So often when reading our newspapers in Kenya one is left wondering “Why?”, “How come?” or “I’ll believe that when I see it!”
On June 13 the ‘Business Pictorial’ of The Daily Nation carried a photograph of Kenya Airports Authority (KAA) chairman Martin Wambora receiving an award on Jomo Kenyatta International Airport (JKIA) being voted ‘Best Airport in Africa’. Now go back to Monday of this week and JKIA was yet again shut down because of a ‘power outage’. This time the disruption could last days according to news reports and planes full of passengers are stranded around the airports of East Africa.
For those familiar with flying into JKIA this scenario too will be familiar. Don’t get us wrong, Entebbe is a nice place to visit but not to just sit on its runway when you wanted to be back in Nairobi. Still, KAA won that award.
Kenya Airways is the country’s flagship air carrier. It too keeps winning awards. How often have you flown KQ to be told that the in-flight entertainment system isn’t working?
On Thursday The Daily Nation carried a picture of a flaming pile of ivory with President Kibaki holding the torch that had set off the conflagration. The ivory, 4.9 tonnes of it, had been confiscated from poachers. Well the poachers need to be caught and taught a lesson says The Forum but why burn the elephant tusks? 4.9 tonnes of ivory must be worth a fair few shillings that could have been used for better purposes. Why burn it?
In the “I’ll believe that when I see it” category, The Standard reported on its front page on Monday that Presidential, Senatorial and Parliamentary ‘aspirants’ will have to get a ‘certificate of compliance’ from the Integrity Centre in future to be able to stand for election and that the ‘life-style and conspicuous consumption of corrupt public and elected officials will not be exempt from the prying eyes of anti-graft police.’

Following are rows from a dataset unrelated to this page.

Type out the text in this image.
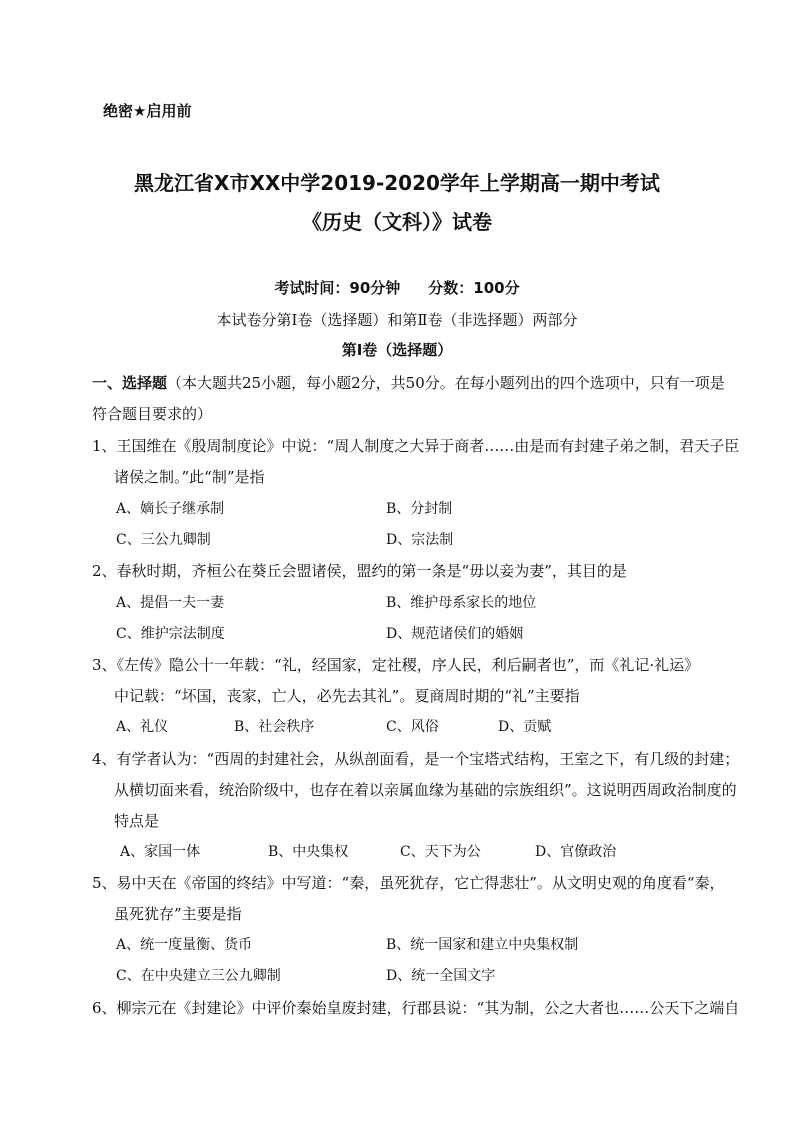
绝密★启用前
黑龙江省X市XX中学2019-2020学年上学期高一期中考试
《历史（文科）》试卷
考试时间：90分钟 分数：100分
本试卷分第Ⅰ卷（选择题）和第Ⅱ卷（非选择题）两部分
第Ⅰ卷（选择题）
一、选择题（本大题共25小题，每小题2分，共50分。在每小题列出的四个选项中，只有一项是
符合题目要求的）
1、王国维在《殷周制度论》中说：“周人制度之大异于商者……由是而有封建子弟之制，君天子臣
诸侯之制。”此“制”是指
A、嫡长子继承制	B、分封制
C、三公九卿制	D、宗法制
2、春秋时期，齐桓公在葵丘会盟诸侯，盟约的第一条是“毋以妾为妻”，其目的是
A、提倡一夫一妻	B、维护母系家长的地位
C、维护宗法制度	D、规范诸侯们的婚姻
3、《左传》隐公十一年载：“礼，经国家，定社稷，序人民，利后嗣者也”，而《礼记·礼运》
中记载：“坏国，丧家，亡人，必先去其礼”。夏商周时期的“礼”主要指
A、礼仪	B、社会秩序	C、风俗	D、贡赋
4、有学者认为：“西周的封建社会，从纵剖面看，是一个宝塔式结构，王室之下，有几级的封建；
从横切面来看，统治阶级中，也存在着以亲属血缘为基础的宗族组织”。这说明西周政治制度的
特点是
A、家国一体	B、中央集权	C、天下为公	D、官僚政治
5、易中天在《帝国的终结》中写道：“秦，虽死犹存，它亡得悲壮”。从文明史观的角度看“秦，
虽死犹存”主要是指
A、统一度量衡、货币	B、统一国家和建立中央集权制
C、在中央建立三公九卿制	D、统一全国文字
6、柳宗元在《封建论》中评价秦始皇废封建，行郡县说：“其为制，公之大者也……公天下之端自
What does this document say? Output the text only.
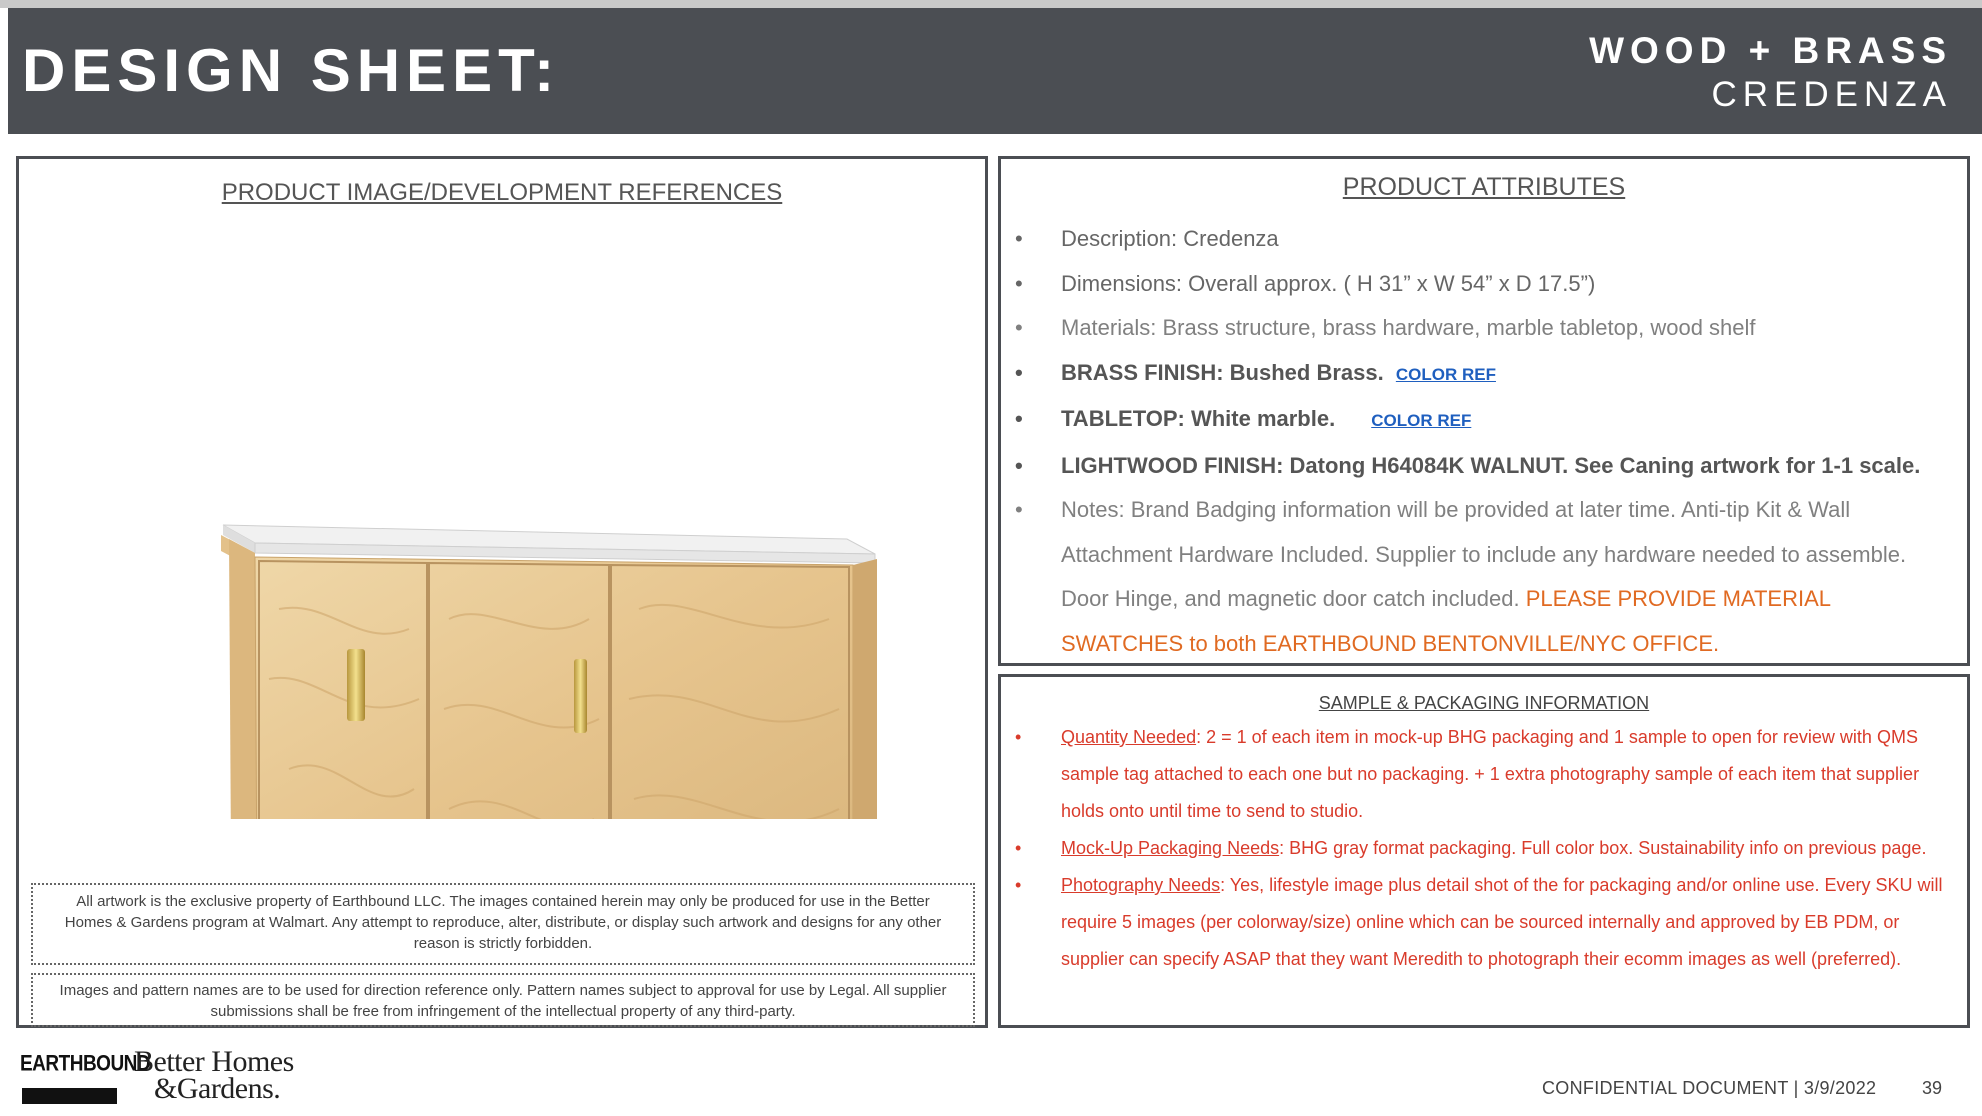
DESIGN SHEET:	WOOD + BRASS
CREDENZA
PRODUCT IMAGE/DEVELOPMENT REFERENCES
All artwork is the exclusive property of Earthbound LLC. The images contained herein may only be produced for use in the Better Homes & Gardens program at Walmart. Any attempt to reproduce, alter, distribute, or display such artwork and designs for any other reason is strictly forbidden.
Images and pattern names are to be used for direction reference only. Pattern names subject to approval for use by Legal. All supplier submissions shall be free from infringement of the intellectual property of any third-party.
PRODUCT ATTRIBUTES
• Description: Credenza
• Dimensions: Overall approx. ( H 31” x W 54” x D 17.5”)
• Materials: Brass structure, brass hardware, marble tabletop, wood shelf
• BRASS FINISH: Bushed Brass. COLOR REF
• TABLETOP: White marble. COLOR REF
• LIGHTWOOD FINISH: Datong H64084K WALNUT. See Caning artwork for 1-1 scale.
• Notes: Brand Badging information will be provided at later time. Anti-tip Kit & Wall Attachment Hardware Included. Supplier to include any hardware needed to assemble. Door Hinge, and magnetic door catch included. PLEASE PROVIDE MATERIAL SWATCHES to both EARTHBOUND BENTONVILLE/NYC OFFICE.
SAMPLE & PACKAGING INFORMATION
• Quantity Needed: 2 = 1 of each item in mock-up BHG packaging and 1 sample to open for review with QMS sample tag attached to each one but no packaging. + 1 extra photography sample of each item that supplier holds onto until time to send to studio.
• Mock-Up Packaging Needs: BHG gray format packaging. Full color box. Sustainability info on previous page.
• Photography Needs: Yes, lifestyle image plus detail shot of the for packaging and/or online use. Every SKU will require 5 images (per colorway/size) online which can be sourced internally and approved by EB PDM, or supplier can specify ASAP that they want Meredith to photograph their ecomm images as well (preferred).
EARTHBOUND
Better Homes
&Gardens.	CONFIDENTIAL DOCUMENT | 3/9/2022	39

All well and good says The Forum but try this for a thought. In 1952 Jomo Kenyatta was arrested by the British colonial authorities. He was found ‘guilty’ in 1953 and sentenced to seven years in jail. Some time later Mzee Kenyatta’s land in Kiambu was confiscated. The British authorities recorded it as being 31.24 acres. Today, 57 years later, the Kenyatta’s are reputed to own 2.4 million acres, land to the size of Nyanza Province. What chance of Uhuru Kenyatta being barred from the election do you think?

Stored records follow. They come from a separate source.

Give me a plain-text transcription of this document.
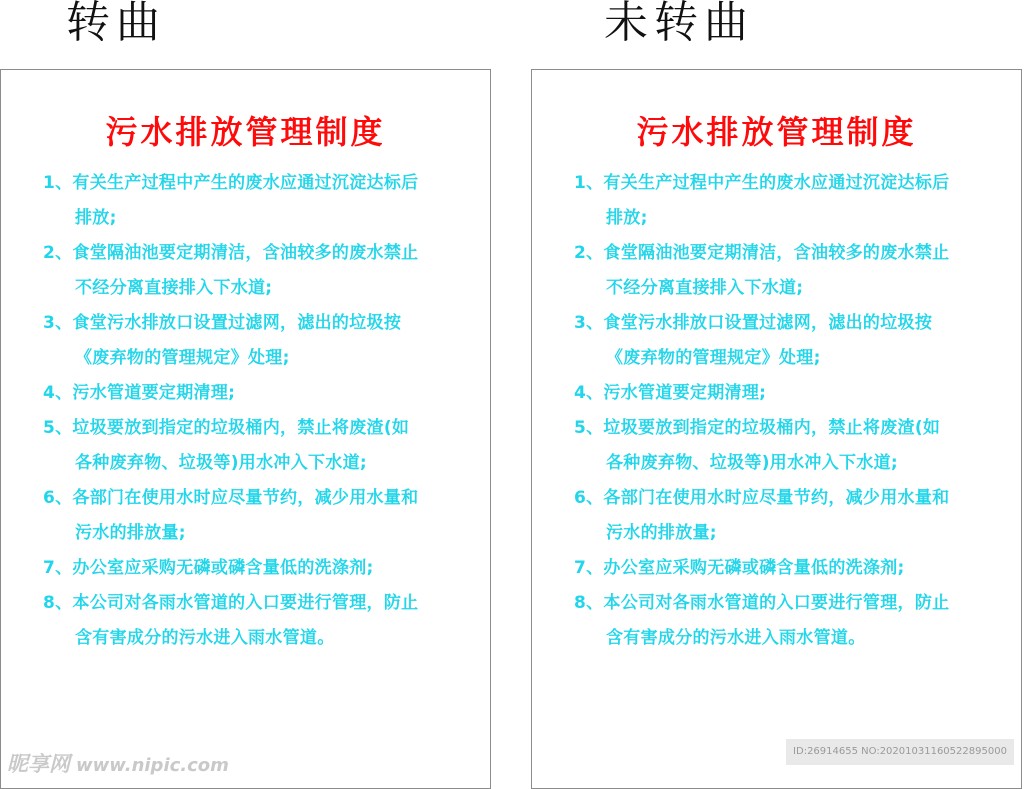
转曲	未转曲
污水排放管理制度
1、有关生产过程中产生的废水应通过沉淀达标后
排放;
2、食堂隔油池要定期清洁，含油较多的废水禁止
不经分离直接排入下水道;
3、食堂污水排放口设置过滤网，滤出的垃圾按
《废弃物的管理规定》处理;
4、污水管道要定期清理;
5、垃圾要放到指定的垃圾桶内，禁止将废渣(如
各种废弃物、垃圾等)用水冲入下水道;
6、各部门在使用水时应尽量节约，减少用水量和
污水的排放量;
7、办公室应采购无磷或磷含量低的洗涤剂;
8、本公司对各雨水管道的入口要进行管理，防止
含有害成分的污水进入雨水管道。
昵享网 www.nipic.com
污水排放管理制度
1、有关生产过程中产生的废水应通过沉淀达标后
排放;
2、食堂隔油池要定期清洁，含油较多的废水禁止
不经分离直接排入下水道;
3、食堂污水排放口设置过滤网，滤出的垃圾按
《废弃物的管理规定》处理;
4、污水管道要定期清理;
5、垃圾要放到指定的垃圾桶内，禁止将废渣(如
各种废弃物、垃圾等)用水冲入下水道;
6、各部门在使用水时应尽量节约，减少用水量和
污水的排放量;
7、办公室应采购无磷或磷含量低的洗涤剂;
8、本公司对各雨水管道的入口要进行管理，防止
含有害成分的污水进入雨水管道。
ID:26914655 NO:20201031160522895000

And the world’s media is talking and writing of many things, phone tapping in England, economic collapse in Europe, and the terrible drought affecting Somalia and North Eastern Kenya. How come the Kenyan media have said and written so little about the thousands of people coming across our borders and the hundreds dying daily? Again we ask, “Why not?”
OUKO SHOT IN STATE HOUSE?
Finally, in a follow-up to our last posting (GOR SUNGUH OWES FAR MORE THAN SH3 MILLION AND AN APOLOGY TO ORARO OVER OUKO INQUIRY – below) and in response to a couple of queries from readers, we answer the question, ‘Was Dr Ouko killed in State House?’
The question arises because it was the theory Gor Sunguh came up with in the conclusion to the Select Committee’s report into the murder of Dr Ouko. And the answer? The answer is no, it could not have happened that way.
The forensic evidence of the Scotland Yard team brought in to investigate Ouko’s murder proved that he was shot where his body was found, and that eye-witness testimony proved he was murdered on the morning of 13th February, 1990. Dr Ouko wasn’t taken to State House or anywhere else: there wasn’t time for it to have happened and the forensic evidence would have been very different if it had have happened that way.